PARIS, Nov 15 (AFP) - Ivory Coast President Laurent Gbagbo has dismissed as "an insult" comments by French President Jacques Chirac that France will continue its UN-mandated action in the troubled west African nation and will not stand by while a situation of anarchy or fascism develops.

"President Chirac supported the only party in Ivory Coast for 40 years. What is closer to fascism than a one-party system? We were in prison under the regime of the sole party supported by France. It's an insult," Gbagbo said in an interview published Monday in the Liberation daily here.

Referring to the recent incident in the central Ivory Coast town of Bouake when Ivorian air force planes killed nine French soldiers, Gbagbo said that "objectively France has taken the side of the rebels".

The attack on the French troops was followed by a French air assault which destroyed Ivory Coast's small air force.

The French retaliation "left me speechless," the Ivory Coast President said, adding that he found himself wondering "what had pushed Chirac to such swift and brutal action".

Gbagbo also accused colonial power France of "navel-gazing" and "forever bringing the Ivory Coast story back to themselves" while "my country is on the road to a transition towards democracy".

"France is still very involved in our internal political life, notably with the presence of its army," he added.

Gbagbo compared the presence of French troops in Ivory Coast to the Soviet invasion of Prague.

"The French soldiers are already less present in the streets. Their massive deployment was intolerable; it resembled the invasion of Prague in 1968".

Finally the Ivorian leader bemoaned his own treatment in the crisis.

"I have developed democracy and I never harmed any French economic interest," he declared.

"And then we were attacked. Rather than disarming (the rebels), it's me who is being judged. It is an unacceptable and intolerable injustice and we will not accept it," he concluded.

President Jacques Chirac said Sunday that France would continue its UN-mandated action in the Ivory Coast, saying: "We do not want to allow a system to develop that could lead to anarchy or to a regime of a fascist nature."

France has 4,000 men under UN mandate in a buffer zone between the rebel-held north and the government-controlled south of the country where civil war broke out in September 2002.

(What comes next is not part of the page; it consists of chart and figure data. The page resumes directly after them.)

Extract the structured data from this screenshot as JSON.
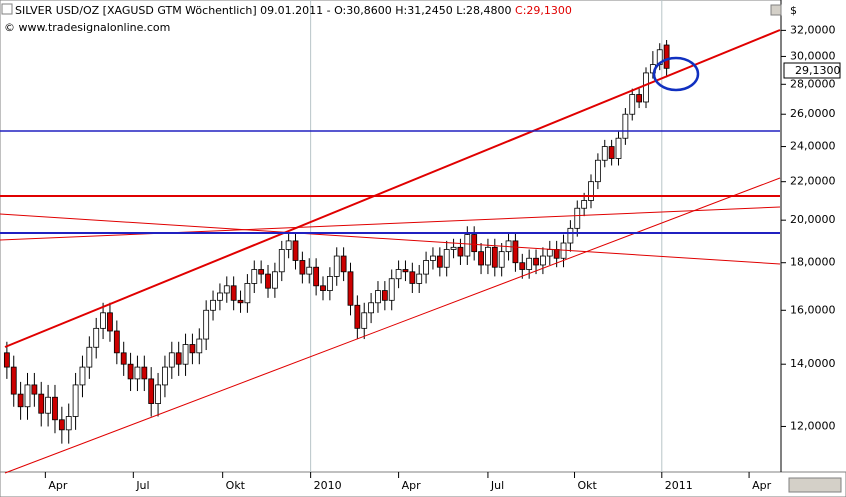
{
  "header": "SILVER USD/OZ [XAGUSD GTM  Wöchentlich] 09.01.2011 - O:30,8600 H:31,2450 L:28,4800 ",
  "header_close": "C:29,1300",
  "copyright": "© www.tradesignalonline.com",
  "chart_data": {
    "type": "candlestick",
    "y_unit": "$",
    "last_price_label": "29,1300",
    "log_scale": true,
    "up_color": "#ffffff",
    "down_color": "#cc0000",
    "outline_color": "#000000",
    "x": [
      0,
      1,
      2,
      3,
      4,
      5,
      6,
      7,
      8,
      9,
      10,
      11,
      12,
      13,
      14,
      15,
      16,
      17,
      18,
      19,
      20,
      21,
      22,
      23,
      24,
      25,
      26,
      27,
      28,
      29,
      30,
      31,
      32,
      33,
      34,
      35,
      36,
      37,
      38,
      39,
      40,
      41,
      42,
      43,
      44,
      45,
      46,
      47,
      48,
      49,
      50,
      51,
      52,
      53,
      54,
      55,
      56,
      57,
      58,
      59,
      60,
      61,
      62,
      63,
      64,
      65,
      66,
      67,
      68,
      69,
      70,
      71,
      72,
      73,
      74,
      75,
      76,
      77,
      78,
      79,
      80,
      81,
      82,
      83,
      84,
      85,
      86,
      87,
      88,
      89,
      90,
      91,
      92,
      93,
      94,
      95,
      96
    ],
    "open": [
      14.4,
      13.9,
      13.0,
      12.6,
      13.3,
      13.0,
      12.4,
      12.9,
      12.2,
      11.9,
      12.3,
      13.3,
      13.9,
      14.6,
      15.3,
      15.9,
      15.2,
      14.4,
      14.0,
      13.5,
      13.9,
      13.5,
      12.7,
      13.3,
      13.9,
      14.4,
      14.0,
      14.7,
      14.4,
      14.9,
      16.0,
      16.4,
      16.7,
      17.0,
      16.4,
      16.3,
      17.1,
      17.7,
      17.5,
      16.9,
      17.6,
      18.6,
      19.0,
      18.1,
      17.5,
      17.8,
      17.0,
      16.8,
      17.4,
      18.3,
      17.6,
      16.2,
      15.3,
      15.9,
      16.3,
      16.8,
      16.4,
      17.3,
      17.7,
      17.6,
      17.1,
      17.5,
      18.1,
      18.3,
      17.8,
      18.6,
      18.7,
      18.3,
      19.3,
      18.5,
      17.9,
      18.7,
      17.8,
      18.5,
      19.0,
      18.0,
      17.7,
      18.2,
      17.9,
      18.3,
      18.6,
      18.2,
      18.9,
      19.6,
      20.6,
      21.0,
      22.0,
      23.2,
      24.0,
      23.3,
      24.5,
      26.0,
      27.3,
      26.8,
      28.8,
      29.4,
      30.86
    ],
    "high": [
      14.8,
      14.3,
      13.4,
      13.7,
      13.7,
      13.4,
      13.3,
      13.3,
      12.6,
      12.7,
      13.7,
      14.3,
      15.0,
      15.7,
      16.3,
      16.3,
      15.6,
      14.8,
      14.4,
      14.3,
      14.3,
      13.9,
      13.7,
      14.3,
      14.8,
      14.8,
      15.1,
      15.1,
      15.3,
      16.4,
      16.8,
      17.1,
      17.4,
      17.4,
      16.8,
      17.5,
      18.1,
      18.1,
      17.9,
      18.0,
      19.0,
      19.4,
      19.4,
      18.5,
      18.2,
      18.2,
      17.4,
      17.8,
      18.7,
      18.7,
      18.0,
      16.6,
      16.3,
      16.7,
      17.2,
      17.2,
      17.7,
      18.1,
      18.1,
      18.0,
      17.9,
      18.5,
      18.7,
      18.7,
      19.0,
      19.1,
      19.1,
      19.7,
      19.7,
      18.9,
      19.1,
      19.1,
      18.9,
      19.4,
      19.4,
      18.4,
      18.6,
      18.6,
      18.7,
      19.0,
      19.0,
      19.3,
      20.0,
      21.0,
      21.4,
      22.4,
      23.6,
      24.4,
      24.4,
      24.9,
      26.4,
      27.7,
      27.7,
      29.2,
      30.4,
      31.0,
      31.245
    ],
    "low": [
      13.5,
      12.6,
      12.2,
      12.2,
      12.6,
      12.0,
      12.0,
      11.8,
      11.5,
      11.5,
      11.9,
      12.9,
      13.5,
      14.2,
      14.9,
      14.8,
      14.0,
      13.6,
      13.1,
      13.1,
      13.1,
      12.3,
      12.3,
      12.9,
      13.5,
      13.6,
      13.6,
      14.0,
      14.0,
      14.5,
      15.6,
      16.0,
      16.3,
      16.0,
      15.9,
      15.9,
      16.7,
      17.1,
      16.5,
      16.5,
      17.2,
      18.2,
      17.7,
      17.1,
      17.1,
      16.6,
      16.4,
      16.4,
      17.0,
      17.2,
      15.8,
      14.9,
      14.9,
      15.5,
      15.9,
      16.0,
      16.0,
      16.9,
      17.2,
      16.7,
      16.7,
      17.1,
      17.7,
      17.4,
      17.4,
      18.2,
      17.9,
      17.9,
      18.1,
      17.5,
      17.5,
      17.4,
      17.4,
      18.1,
      17.6,
      17.3,
      17.3,
      17.5,
      17.5,
      17.9,
      17.8,
      17.8,
      18.5,
      19.2,
      20.2,
      20.6,
      21.6,
      22.8,
      22.9,
      22.9,
      24.1,
      25.6,
      26.4,
      26.4,
      28.4,
      29.0,
      28.48
    ],
    "close": [
      13.9,
      13.0,
      12.6,
      13.3,
      13.0,
      12.4,
      12.9,
      12.2,
      11.9,
      12.3,
      13.3,
      13.9,
      14.6,
      15.3,
      15.9,
      15.2,
      14.4,
      14.0,
      13.5,
      13.9,
      13.5,
      12.7,
      13.3,
      13.9,
      14.4,
      14.0,
      14.7,
      14.4,
      14.9,
      16.0,
      16.4,
      16.7,
      17.0,
      16.4,
      16.3,
      17.1,
      17.7,
      17.5,
      16.9,
      17.6,
      18.6,
      19.0,
      18.1,
      17.5,
      17.8,
      17.0,
      16.8,
      17.4,
      18.3,
      17.6,
      16.2,
      15.3,
      15.9,
      16.3,
      16.8,
      16.4,
      17.3,
      17.7,
      17.6,
      17.1,
      17.5,
      18.1,
      18.3,
      17.8,
      18.6,
      18.7,
      18.3,
      19.3,
      18.5,
      17.9,
      18.7,
      17.8,
      18.5,
      19.0,
      18.0,
      17.7,
      18.2,
      17.9,
      18.3,
      18.6,
      18.2,
      18.9,
      19.6,
      20.6,
      21.0,
      22.0,
      23.2,
      24.0,
      23.3,
      24.5,
      26.0,
      27.3,
      26.8,
      28.8,
      29.4,
      30.5,
      29.13
    ],
    "xlim": [
      -1,
      112.5
    ],
    "xticks": [
      {
        "value": 5.6,
        "label": "Apr"
      },
      {
        "value": 18.4,
        "label": "Jul"
      },
      {
        "value": 31.4,
        "label": "Okt"
      },
      {
        "value": 44.2,
        "label": "2010"
      },
      {
        "value": 57,
        "label": "Apr"
      },
      {
        "value": 70,
        "label": "Jul"
      },
      {
        "value": 82.6,
        "label": "Okt"
      },
      {
        "value": 95.3,
        "label": "2011"
      },
      {
        "value": 108,
        "label": "Apr"
      }
    ],
    "ylim": [
      10.72,
      34.5
    ],
    "yticks": [
      {
        "value": 12,
        "label": "12,0000"
      },
      {
        "value": 14,
        "label": "14,0000"
      },
      {
        "value": 16,
        "label": "16,0000"
      },
      {
        "value": 18,
        "label": "18,0000"
      },
      {
        "value": 20,
        "label": "20,0000"
      },
      {
        "value": 22,
        "label": "22,0000"
      },
      {
        "value": 24,
        "label": "24,0000"
      },
      {
        "value": 26,
        "label": "26,0000"
      },
      {
        "value": 28,
        "label": "28,0000"
      },
      {
        "value": 30,
        "label": "30,0000"
      },
      {
        "value": 32,
        "label": "32,0000"
      }
    ]
  }
}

In addition, several hundred French troops are based in the main city Abidjan under bilateral agreement, and France flew in reinforcements as massive anti-French demonstrations led to mob violence and looting aimed at foreigners.

Chirac said Gbagbo's government had created a "disastrous" situation and was carrying out a witch-hunt against whites and other foreigners, including those from neighbouring countries and mixed-race Ivorians.

Ivory Coast has been divided into two warring camps since September 2002, when northern soldiers mounted a rebellion against Gbagbo's rule.

The conflict subsided into a tense standoff early last year after France and West African officials brokered a ceasefire deal and launched a political peace process which brought former rebel fighters into a unity government.

But the interim regime has struggled to make its authority felt, with Gbagbo and his allies retaining real control in the south. The hostilities erupted back into the open on November 4 when loyalist jets bombed northern cities.

One strike killed nine French peacekeepers, triggering reprisal raids from French forces which destroyed Gbagbo's small air force.

The president's supporters reacted with fury, denouncing the former colonial power as an occupying power and provoking a round of anti-French riots in the commercial capital Abidjan.

European troops have since evacuated more than 5,000 foreign civilians, and French peacekeepers have clashed with pro-government mobs.